4 thoughts on “#Microblog Mondays: Infertility, the disease

  1. I really like this post and can relate to it. I once referred to my infertility (PCOS in my case) as a “BS disease that’s not even real” to my fertility specialist – even though, of course, it’s perfectly real and truly created/creates an enormous amount of misery. I think one of the issues with infertility is that it is at once a diagnosis in and of itself but also can be a symptom of another issue like PCOS or endometriosis. I’ve wondered if this quality – where infertility may be treated as simply a more distressing but not life-threatening symptom of a larger problem – leads to the idea that infertility isn’t as big a deal.

    Definitely with you on wanting more recognition, research, and understanding!

  2. Well said. I certainly relate to this. I’m always a little uncomfortable with the word “disease” because that makes me think of cholera or measles, even though the WHO has categorised it as such. It is certainly a legitimate medical condition, whatever we call it, that deserves treatment, in the way any other medical issue/condition that affects our ability to function is treated, Unfortunately, as you say, the general public doesn’t see it as such. I hope that this changes.
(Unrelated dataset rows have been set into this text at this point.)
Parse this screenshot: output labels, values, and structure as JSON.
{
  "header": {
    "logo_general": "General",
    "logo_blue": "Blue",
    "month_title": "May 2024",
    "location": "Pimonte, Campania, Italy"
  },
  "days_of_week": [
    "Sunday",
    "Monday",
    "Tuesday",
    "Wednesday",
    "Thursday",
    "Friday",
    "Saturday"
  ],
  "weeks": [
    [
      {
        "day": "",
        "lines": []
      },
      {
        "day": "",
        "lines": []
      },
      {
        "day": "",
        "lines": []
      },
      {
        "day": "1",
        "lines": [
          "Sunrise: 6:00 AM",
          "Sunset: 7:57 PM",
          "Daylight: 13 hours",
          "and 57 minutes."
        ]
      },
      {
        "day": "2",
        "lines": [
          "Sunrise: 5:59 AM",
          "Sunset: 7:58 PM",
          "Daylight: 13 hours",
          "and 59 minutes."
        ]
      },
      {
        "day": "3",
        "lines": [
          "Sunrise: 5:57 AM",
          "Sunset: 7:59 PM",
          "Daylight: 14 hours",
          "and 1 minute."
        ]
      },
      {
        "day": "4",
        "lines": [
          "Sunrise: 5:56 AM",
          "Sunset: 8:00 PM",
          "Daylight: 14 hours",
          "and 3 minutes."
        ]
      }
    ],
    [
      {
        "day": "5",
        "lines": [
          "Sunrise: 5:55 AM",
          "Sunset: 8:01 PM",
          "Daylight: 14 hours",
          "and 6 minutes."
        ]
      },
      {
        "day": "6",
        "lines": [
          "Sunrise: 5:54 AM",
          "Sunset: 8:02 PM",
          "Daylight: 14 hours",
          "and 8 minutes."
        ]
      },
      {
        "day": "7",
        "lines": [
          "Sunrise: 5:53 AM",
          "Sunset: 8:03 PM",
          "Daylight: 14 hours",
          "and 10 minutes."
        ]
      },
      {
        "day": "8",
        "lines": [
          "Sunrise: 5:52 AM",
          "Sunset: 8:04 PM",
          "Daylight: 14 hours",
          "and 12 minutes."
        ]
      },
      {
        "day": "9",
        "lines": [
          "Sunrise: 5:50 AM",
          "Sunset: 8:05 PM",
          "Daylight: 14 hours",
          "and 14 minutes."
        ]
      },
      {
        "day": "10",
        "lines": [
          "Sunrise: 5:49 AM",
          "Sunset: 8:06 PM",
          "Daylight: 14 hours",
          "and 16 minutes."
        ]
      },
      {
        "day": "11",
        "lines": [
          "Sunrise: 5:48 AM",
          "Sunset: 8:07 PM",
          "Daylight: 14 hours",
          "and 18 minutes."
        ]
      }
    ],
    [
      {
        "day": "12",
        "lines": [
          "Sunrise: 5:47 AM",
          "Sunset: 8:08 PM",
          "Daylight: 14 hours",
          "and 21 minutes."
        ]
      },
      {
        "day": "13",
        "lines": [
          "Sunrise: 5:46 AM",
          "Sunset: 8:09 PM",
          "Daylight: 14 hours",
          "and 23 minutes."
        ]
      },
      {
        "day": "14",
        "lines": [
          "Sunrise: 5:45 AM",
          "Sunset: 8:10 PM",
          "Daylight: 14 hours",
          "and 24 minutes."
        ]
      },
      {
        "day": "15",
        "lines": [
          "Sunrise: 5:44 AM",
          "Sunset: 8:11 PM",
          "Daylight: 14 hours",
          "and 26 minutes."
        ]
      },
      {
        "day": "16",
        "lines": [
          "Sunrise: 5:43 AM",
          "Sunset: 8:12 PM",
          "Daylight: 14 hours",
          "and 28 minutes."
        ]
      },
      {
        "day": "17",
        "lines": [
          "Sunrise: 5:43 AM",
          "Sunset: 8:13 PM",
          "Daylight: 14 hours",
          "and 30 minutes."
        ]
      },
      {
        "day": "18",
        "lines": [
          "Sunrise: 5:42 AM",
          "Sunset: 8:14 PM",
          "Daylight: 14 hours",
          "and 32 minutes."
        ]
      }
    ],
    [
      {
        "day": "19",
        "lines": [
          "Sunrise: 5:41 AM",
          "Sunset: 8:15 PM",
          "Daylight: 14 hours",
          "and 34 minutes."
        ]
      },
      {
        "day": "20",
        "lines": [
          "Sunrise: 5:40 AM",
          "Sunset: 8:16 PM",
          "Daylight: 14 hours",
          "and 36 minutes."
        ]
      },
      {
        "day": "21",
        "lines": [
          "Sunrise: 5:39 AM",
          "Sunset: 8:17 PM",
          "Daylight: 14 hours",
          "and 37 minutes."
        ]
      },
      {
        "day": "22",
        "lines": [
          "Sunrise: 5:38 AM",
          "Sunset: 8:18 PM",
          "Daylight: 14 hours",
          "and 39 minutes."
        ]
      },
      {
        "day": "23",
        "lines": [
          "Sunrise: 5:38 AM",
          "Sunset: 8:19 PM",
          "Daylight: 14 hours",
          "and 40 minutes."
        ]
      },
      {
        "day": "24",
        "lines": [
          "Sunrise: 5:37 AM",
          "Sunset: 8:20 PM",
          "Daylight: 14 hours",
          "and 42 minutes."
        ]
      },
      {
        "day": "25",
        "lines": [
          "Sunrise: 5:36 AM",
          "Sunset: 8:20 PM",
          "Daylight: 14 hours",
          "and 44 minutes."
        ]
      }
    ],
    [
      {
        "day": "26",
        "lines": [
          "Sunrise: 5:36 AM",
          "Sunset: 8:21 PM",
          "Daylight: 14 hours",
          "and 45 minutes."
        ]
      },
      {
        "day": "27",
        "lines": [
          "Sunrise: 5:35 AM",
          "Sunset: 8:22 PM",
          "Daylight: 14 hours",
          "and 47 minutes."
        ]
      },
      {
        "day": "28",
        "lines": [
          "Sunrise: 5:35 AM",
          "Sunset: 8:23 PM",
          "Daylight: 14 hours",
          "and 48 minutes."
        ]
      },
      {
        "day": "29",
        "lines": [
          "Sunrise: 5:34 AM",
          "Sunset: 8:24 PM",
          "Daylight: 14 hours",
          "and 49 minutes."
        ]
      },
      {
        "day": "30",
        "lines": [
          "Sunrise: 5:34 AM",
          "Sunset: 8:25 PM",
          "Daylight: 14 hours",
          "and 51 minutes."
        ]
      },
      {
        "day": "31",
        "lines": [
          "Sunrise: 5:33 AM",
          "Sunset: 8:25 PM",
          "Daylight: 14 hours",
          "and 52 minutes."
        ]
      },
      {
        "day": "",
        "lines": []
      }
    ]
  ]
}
  3. A lot of the time there can be too much emphasis on the woman when it comes to infertility too. The doctors will go on about the woman’s egg quality but they aren’t as quick to think it might be a sperm issue. And “infertility” sounds so final. I prefer to say “I’m dealing with infertility /persuing infertility treatment” as opposed to “I’m infertile”

  4. I like this post, too. It is such a hard thing to define, and while it feels like there are definitely situations that are in black and white, a lot of other situations fall into a hazy, grey area.